A very old recipe, boudin noir can be found in almost all regions and countries where people eat pork. The site Cuisine française presents very thoroughly this specific charcuterie. Here's a snippet of their article.
One of the most ancien charcuterie, the tradition wants that it was invented by a Greek cook named Aphtonite in the Antiquity. In the 9th century, the De re coquinaria d'Apicius is the first written source of the recipe which is consumed in taverns.

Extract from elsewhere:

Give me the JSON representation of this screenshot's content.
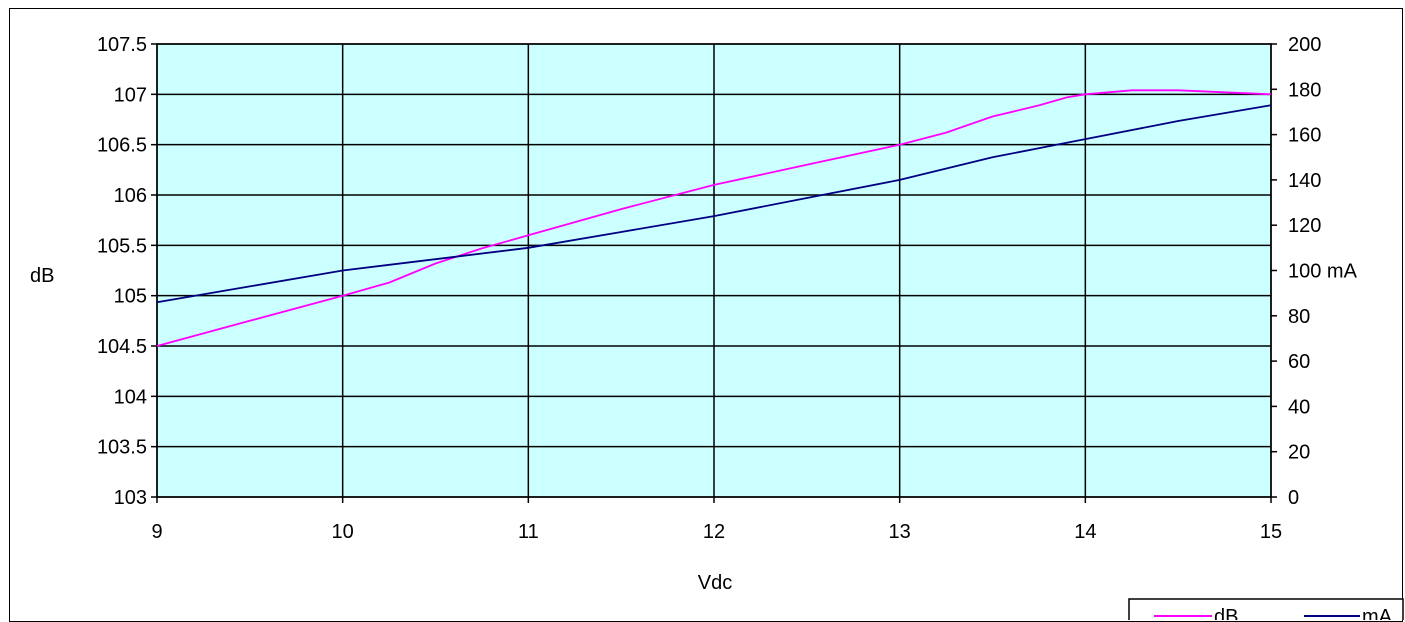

It is made exclusively with pork blood and fat, depending of the area, spices, condiments, wine can be added. Either pork or beef tripes are filled up and then the whole thing is cooked in a salted boiling water.
Tour de France des boudins:
Each region has their own way to prepare :
Boudin de Strasbourg (Alsace): boudin made with tongue, smoked flavour
Boudin périgourdin (Aquitaine): not fatty, very crisp
Boudin d'Auvergne : very smooth
Boudin de Bourgogne : with milk and rice, smooth flavour
Boudin de Paris also called boudin à l'oignon (Ile de France) : smooth flavour with few pieces
Boudin audois (Languedoc-Roussillon) : crisp and smooth flavours brought by the usage of pork rind
Boutifar ou boutifaron (Languedoc-Roussillon) : Lots of spices, powerful and spicy flavour
Boudin de Nancy (Lorraine)
Boudin du Sud-ouest (Midi-Pyrénées) : very recognizable
Boudin coutançais (Normandie) : quite fatty, crisp when grilled.

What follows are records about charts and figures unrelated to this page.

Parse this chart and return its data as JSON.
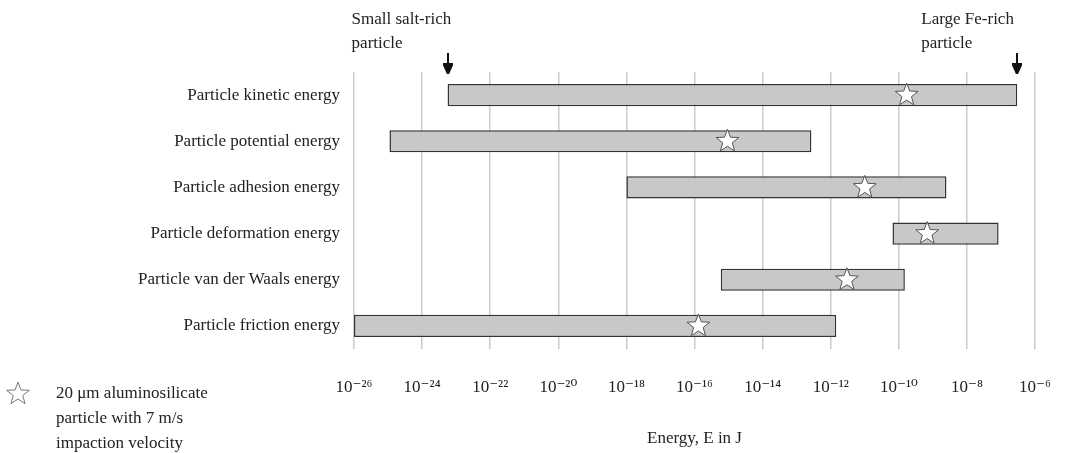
{
  "chart_data": {
    "type": "bar",
    "orientation": "horizontal",
    "log": "x",
    "xlabel": "Energy, E in J",
    "categories": [
      "Particle kinetic energy",
      "Particle potential energy",
      "Particle adhesion energy",
      "Particle deformation energy",
      "Particle van der Waals energy",
      "Particle friction energy"
    ],
    "series": [
      {
        "color": "#c8c8c8",
        "base": [
          5.6e-24,
          1.1e-25,
          1e-18,
          6.5e-11,
          5.9e-16,
          1e-26
        ],
        "values": [
          3e-07,
          2.7e-13,
          2.5e-09,
          8.5e-08,
          1.5e-10,
          1.45e-12
        ]
      },
      {
        "type": "scatter",
        "name": "20 μm aluminosilicate particle with 7 m/s impaction velocity",
        "color": "#ffffff",
        "marker": "star",
        "x": [
          "Particle kinetic energy",
          "Particle potential energy",
          "Particle adhesion energy",
          "Particle deformation energy",
          "Particle van der Waals energy",
          "Particle friction energy"
        ],
        "values": [
          1.7e-10,
          9.3e-16,
          1e-11,
          6.8e-10,
          3e-12,
          1.3e-16
        ]
      }
    ],
    "xlim": [
      1e-26,
      1e-06
    ],
    "xticks": [
      {
        "value": 1e-26,
        "label": "10⁻²⁶"
      },
      {
        "value": 1e-24,
        "label": "10⁻²⁴"
      },
      {
        "value": 1e-22,
        "label": "10⁻²²"
      },
      {
        "value": 1e-20,
        "label": "10⁻²⁰"
      },
      {
        "value": 1e-18,
        "label": "10⁻¹⁸"
      },
      {
        "value": 1e-16,
        "label": "10⁻¹⁶"
      },
      {
        "value": 1e-14,
        "label": "10⁻¹⁴"
      },
      {
        "value": 1e-12,
        "label": "10⁻¹²"
      },
      {
        "value": 1e-10,
        "label": "10⁻¹⁰"
      },
      {
        "value": 1e-08,
        "label": "10⁻⁸"
      },
      {
        "value": 1e-06,
        "label": "10⁻⁶"
      }
    ],
    "grid": "x",
    "legend": "bottom left",
    "annotations": [
      "Small salt-rich particle",
      "Large Fe-rich particle"
    ]
  }
}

Boudin de Saint-Romain (Normandie) : smooth flavours mixed with onions
Boudin angevin (Pays de Loire) : parfumes by the usage of herbs and vegetables
Boudin du Poitou (Poitou-Charentes) : light, smooth, parfumes by herbes and spinach
Boudin marseillais (Provence Alpes Côte d'Azur)
Boudin de Lyon à la crème (Rhône-Alpes) : very specific due to the usage of onions and Swiss chards
les boudins créoles et antillais : very specific, spicy and aromatic
To cook it, just fry in a pan or grill. Potatoes purée, stewed apple or onions purée are all delicious side dishes to eat with the boudin.